Could Quantum Computers Defeat Bitcoin? Not So Fast.

One of the most overlooked problems of blockchain systems is their ability to resist the fast-evolving machines known as quantum computers.

These powerful computers use quantum physics to solve complex problems that are beyond the reach of traditional devices by using qubits—an evolution of the classic binary bit. Qubits are able to represent the value 1 or 0 at the same time, which promises to deliver an exponential increase of computing power.

The world’s top superpowers are pouring billions of dollars into the development of this technology—and for good reason. The first nation or company to harness quantum computing will be poised to crack the encryption protecting rivals' sensitive documents.

In the case of blockchain systems, the cryptography protecting their tamper-proof ledgers may be at risk. Researchers at the University of Sussex estimated in February that a quantum computer with 1.9 billion qubits could essentially crack the encryption safeguarding Bitcoin within a mere 10 minutes. Just 13 million qubits could do the job in about a day.

Fortunately, the ability to deploy quantum computers with so many qubits still seems many years away. IBM unveiled its 127-qubit processor just last year, while a unit sporting 1,000 qubits is set to be completed by the end of 2023.

“We’re not there yet,” said Jens Groth, a Danish professor in cryptology and encryption researcher at Dfinity. “Nobody knows what the exact time frame looks like, but blockchain might only be at risk within 10 to 20 years.”

Groth underlines that there’s an important distinction between two types of qubits—physical and logical ones. The latter describes a qubit that achieves a superposition between 1 and 0 via a quantum gate. A logical qubit consists of nine physical qubits. “Company announcements about a novel qubit milestone usually concern physical qubits, not logical ones,” he explains.

Defenders have the upper hand

Although researchers like Groth don’t classify quantum computers as an immediate threat to blockchain technology, experimentation with solutions is nevertheless ongoing. “Cryptographers do reflect on what a suitable countermeasure would look like,” Groth says.

Blockchain developers have a clear advantage in the race to defend against mounting computing power. Specifically, they can increase the number of digits in the cryptographic keys that protect the chain—a process that’s faster to scale than it is for the attackers to catch up. “The defenders are winning this battle in the long run,” Groth claims.

This is evident in the field of symmetric key encryption when examining the popular Advanced Encryption Standard (AES). The most common variation of 128 keys could be cracked by quantum computers and even classic attackers. However the AES 256 variation, featuring twice the amount of keys, appears strong enough to fend off brute force attacks by quantum machines for the foreseeable future.

Some cryptographers, however, are cautious about deeming encryption the automatic winner in a post-quantum world. “It’s very hard to predict whether we will manage to continually scale up key sizes against powerful quantum computers,” says Angshuman Karmakar, a research associate at the Computer Security and Industrial Cryptography group (COSIC) of the KU Leuven.
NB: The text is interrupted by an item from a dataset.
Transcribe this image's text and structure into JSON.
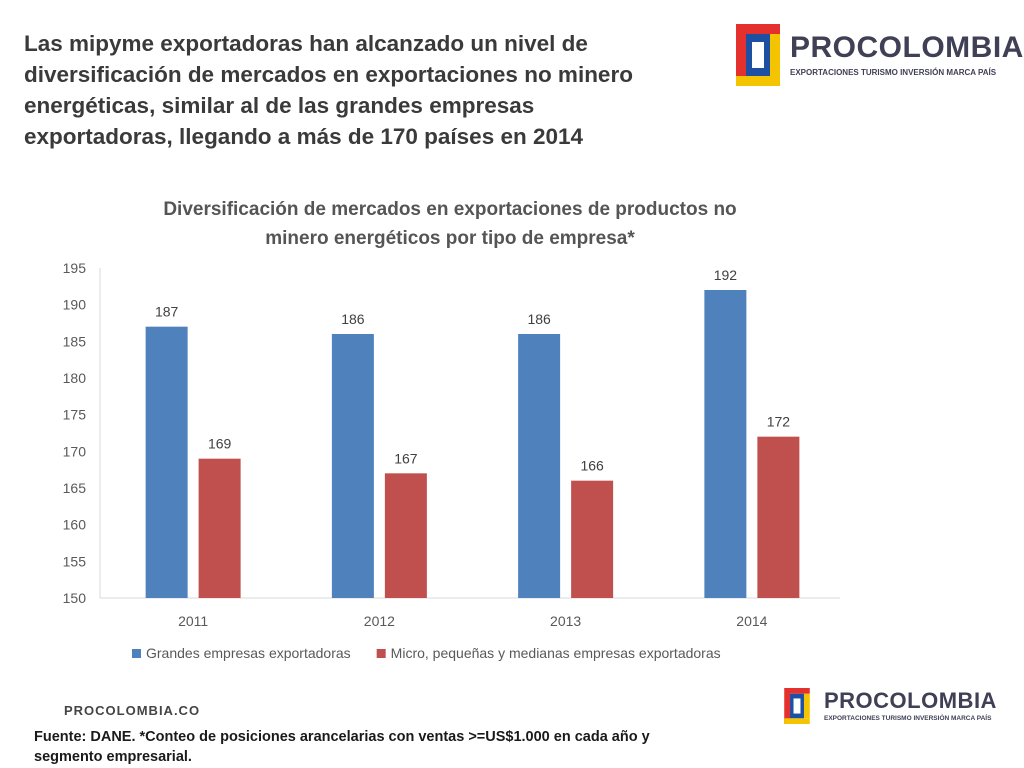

“You always have to take a pessimistic approach when you’re on the defending side. A new brilliant algorithm could pop up and suddenly put attackers at an advantage. The probability of this happening is extremely low, but can never be ruled out,” Karmakar says.

Meanwhile, lattice-based cryptography offers another potential solution to quantum attacks. This type of encryption adds mathematical noise that could even confuse a futuristic supercomputer. “Quantum computers could find a needle in a haystack by constantly doubling the probability of finding it. You need to design structures that these computers can’t take advantage of,” Groth says.

According to Karmakar, lattice-based solutions are currently in the process of standardizing and should be ready for public use soon. “A lot will depend on how fast the industry can apply new encryption. On the other hand, there’s a lot of time left before quantum computers reach a level where they could crack a blockchain,” he says.

Switching to a new private key

Implementing an encryption upgrade for a blockchain system seems to be the biggest headache for cryptographers. In a typical blockchain like Bitcoin, every node will have to be convinced to switch to a new encryption method. Governance protocols like the Internet Computer could automatically update their system through user voting. Collective determination will be essential in all cases.

The process of upgrading existing private keys, however, could create new vulnerabilities. That’s because, according to Groth, new keys will be generated by the system after successfully implementing post-quantum encryption. To activate a switch to the new key, users will have to sign for approval with their old one.

However, inactive users might never upgrade their private key, which could cause serious problems. Sizable dormant wallets, like the ones containing around 1 million Bitcoins that supposedly belong to Satoshi Nakamoto, likely will never see an encryption enhancement. This could leave certain legacy portions of the crypto ecosystem open to quantum-based attacks even if the blockchain they rely on has been safely upgraded.

The bottom line is, while blockchains appear safe for now from quantum computing, developers will need to stay vigilant and be ready to take new steps to ensure this remains true.